R Inconsistencies

A collection of detected R inconsistencies and bugs.

Format Deviations

Unexpected deviations of type or dimensions.

0 dimension matrix

Subsetting a matrix by selecting 0 rows and 0 columns preserves matrix format even without drop=FALSE.

m <- matrix(1:9, nrow=3, ncol=3)


m[1,0]                                          m[0,0]
## integer(0)                                   ## <0 x 0 matrix>

qnorm() on empty matrix

qnorm() drops matrix format when input is an empty matrix.

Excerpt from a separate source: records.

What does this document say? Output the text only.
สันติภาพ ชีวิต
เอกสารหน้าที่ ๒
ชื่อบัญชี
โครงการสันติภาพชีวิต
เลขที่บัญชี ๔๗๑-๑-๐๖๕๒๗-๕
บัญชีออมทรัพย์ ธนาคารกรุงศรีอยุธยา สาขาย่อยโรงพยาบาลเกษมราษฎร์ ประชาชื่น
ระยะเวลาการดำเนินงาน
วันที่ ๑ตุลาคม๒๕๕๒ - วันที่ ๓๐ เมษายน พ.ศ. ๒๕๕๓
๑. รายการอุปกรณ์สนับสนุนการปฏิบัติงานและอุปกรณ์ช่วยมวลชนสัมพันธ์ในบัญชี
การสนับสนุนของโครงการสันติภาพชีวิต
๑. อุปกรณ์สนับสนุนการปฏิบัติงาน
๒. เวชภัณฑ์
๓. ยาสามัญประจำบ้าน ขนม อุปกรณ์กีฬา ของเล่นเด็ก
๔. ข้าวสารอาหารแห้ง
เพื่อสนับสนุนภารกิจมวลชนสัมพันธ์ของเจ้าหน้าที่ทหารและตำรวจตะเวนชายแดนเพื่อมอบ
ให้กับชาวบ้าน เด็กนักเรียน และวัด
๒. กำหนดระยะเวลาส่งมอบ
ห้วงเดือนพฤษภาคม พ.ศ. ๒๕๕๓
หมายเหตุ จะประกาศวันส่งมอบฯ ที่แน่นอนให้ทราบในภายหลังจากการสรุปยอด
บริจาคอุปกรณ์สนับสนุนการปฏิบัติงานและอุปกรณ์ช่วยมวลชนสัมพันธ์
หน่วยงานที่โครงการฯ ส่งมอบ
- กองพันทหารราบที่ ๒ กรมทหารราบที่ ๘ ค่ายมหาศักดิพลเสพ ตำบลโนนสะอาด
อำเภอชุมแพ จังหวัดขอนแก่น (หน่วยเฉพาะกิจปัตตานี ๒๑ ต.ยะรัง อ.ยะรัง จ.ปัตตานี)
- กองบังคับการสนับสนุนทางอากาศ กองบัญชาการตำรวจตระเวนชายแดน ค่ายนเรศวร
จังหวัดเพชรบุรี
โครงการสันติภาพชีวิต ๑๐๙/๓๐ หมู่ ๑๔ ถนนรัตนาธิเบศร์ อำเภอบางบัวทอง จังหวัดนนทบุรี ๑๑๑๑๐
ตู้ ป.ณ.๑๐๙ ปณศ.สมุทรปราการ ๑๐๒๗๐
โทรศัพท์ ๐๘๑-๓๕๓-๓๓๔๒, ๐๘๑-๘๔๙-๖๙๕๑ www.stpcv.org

qnorm(matrix(0.1, nrow=1, ncol=2))              qnorm(matrix(0, nrow=0, ncol=0))
##           [,1]      [,2]                     ## numeric(0)
## [1,] -1.281552 -1.281552

is.nan() on data.frame

is.nan doesn’t work on data.frames while is.na does.

is.na(iris)                                     is.nan(iris)
## <works>                                      ## Error in is.nan(iris) : default method
                                                ## not implemented for type 'list'

rbind() on zero-column data.frames

rbind() does not preserve the number of rows for data.frames, while cbind() does.

mat <- matrix(nrow=2, ncol=0)                   df <- as.data.frame(mat)


dim(mat)                                        dim(df)
## [1] 2 0                                      ## [1] 2 0


dim(rbind(mat, mat))                            dim(rbind(df, df))
## [1] 4 0                                      ## [1] 0 0


dim(cbind(mat, mat))                            dim(cbind(df, df))
## [1] 2 0                                      ## [1] 2 0

Number of columns are always preserved, making rbind and number of rows the only exception1.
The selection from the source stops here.